Getting a credit card is extremely important in the US today. First of all, it gives you a certain amount of credit, allowing you to make purchases even if you don’t have the money to pay for them yet or if you need to cover an unexpected expense or emergency, which can make your life a little easier. Secondly, credit cards are some of the best tools for building a credit history and raising your credit score. Unfortunately, for some people, it can be very difficult to get approved for a credit card. This includes people without a credit history, those with a low credit score or individuals who never had a credit card before. If you’re worried about your chances of getting approved for a credit card, you’re in luck – just use these simple tips to get approved for a credit card:
Find out your credit score before applying for a credit card
Knowing your credit score or at least its estimate can help you figure out what your chances of getting approved for a credit card are. You can use websites like CreditSesame or CreditKarma to find out an estimate of your credit score or search for your FICO credit score on your monthly statement if you have another credit card. If your credit score is quite low, this means that you should probably try to improve it before applying for a credit card. For instance, about 60% of people with credit scores between 660 and 720 get approved for a credit card. You should also check your credit report and get any mistakes that might be on it sorted out to quickly improve your credit score.
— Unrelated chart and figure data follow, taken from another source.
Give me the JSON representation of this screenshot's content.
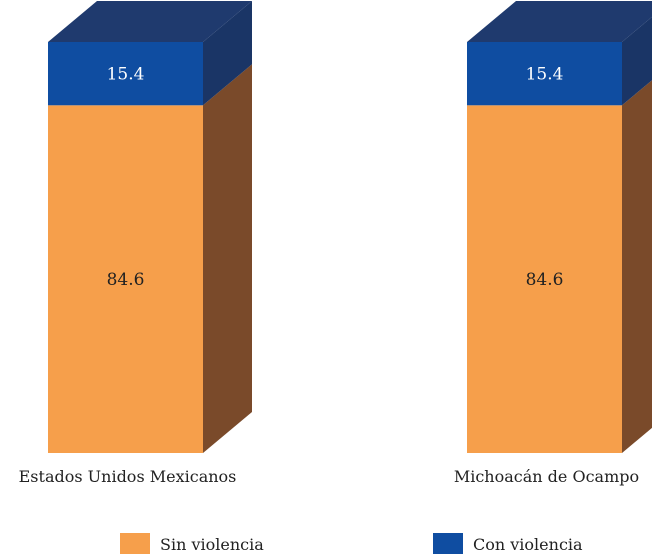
{
  "chart_data": {
    "type": "bar",
    "stacked": true,
    "style": "3d-stacked-100",
    "categories": [
      "Estados Unidos Mexicanos",
      "Michoacán de Ocampo"
    ],
    "series": [
      {
        "name": "Sin violencia",
        "values": [
          84.6,
          84.6
        ],
        "color": "#F69F4B",
        "side_color": "#7A4A2A",
        "label_color": "#222222"
      },
      {
        "name": "Con violencia",
        "values": [
          15.4,
          15.4
        ],
        "color": "#0F4DA1",
        "side_color": "#1A3566",
        "top_color": "#1F3A6E",
        "label_color": "#FFFFFF"
      }
    ],
    "value_labels": [
      [
        "84.6",
        "84.6"
      ],
      [
        "15.4",
        "15.4"
      ]
    ],
    "legend": {
      "position": "bottom",
      "entries": [
        "Sin violencia",
        "Con violencia"
      ]
    },
    "ylim": [
      0,
      100
    ],
    "grid": false
  }
}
Pay your bills on time to improve your chances of getting approved for a credit card
A few things factor in when your FICO credit score is calculated, but one of the most important parameters is your payment history, as it makes up 35% of your credit score. Paying all of your monthly payments and bills on time is a great way to improve your credit score. If you’re worried about forgetting to pay your bills on time, just set up automatic bill payment through your bank.
Improve your credit utilization to get approved for a credit card
Credit utilization refers to the amount of money you’ve borrowed compared to the overall amount of credit that’s available to you. Banks and other borrowers don’t want your credit utilization to exceed 30%, which means that if you have only one credit card with a $2,000 balance, you shouldn’t owe more than $600 on it. If your credit utilization exceeds 30% but you can pay down the balance to bring it below 30%, this will quickly boost your credit score, giving you a better chance of getting approved for a credit card.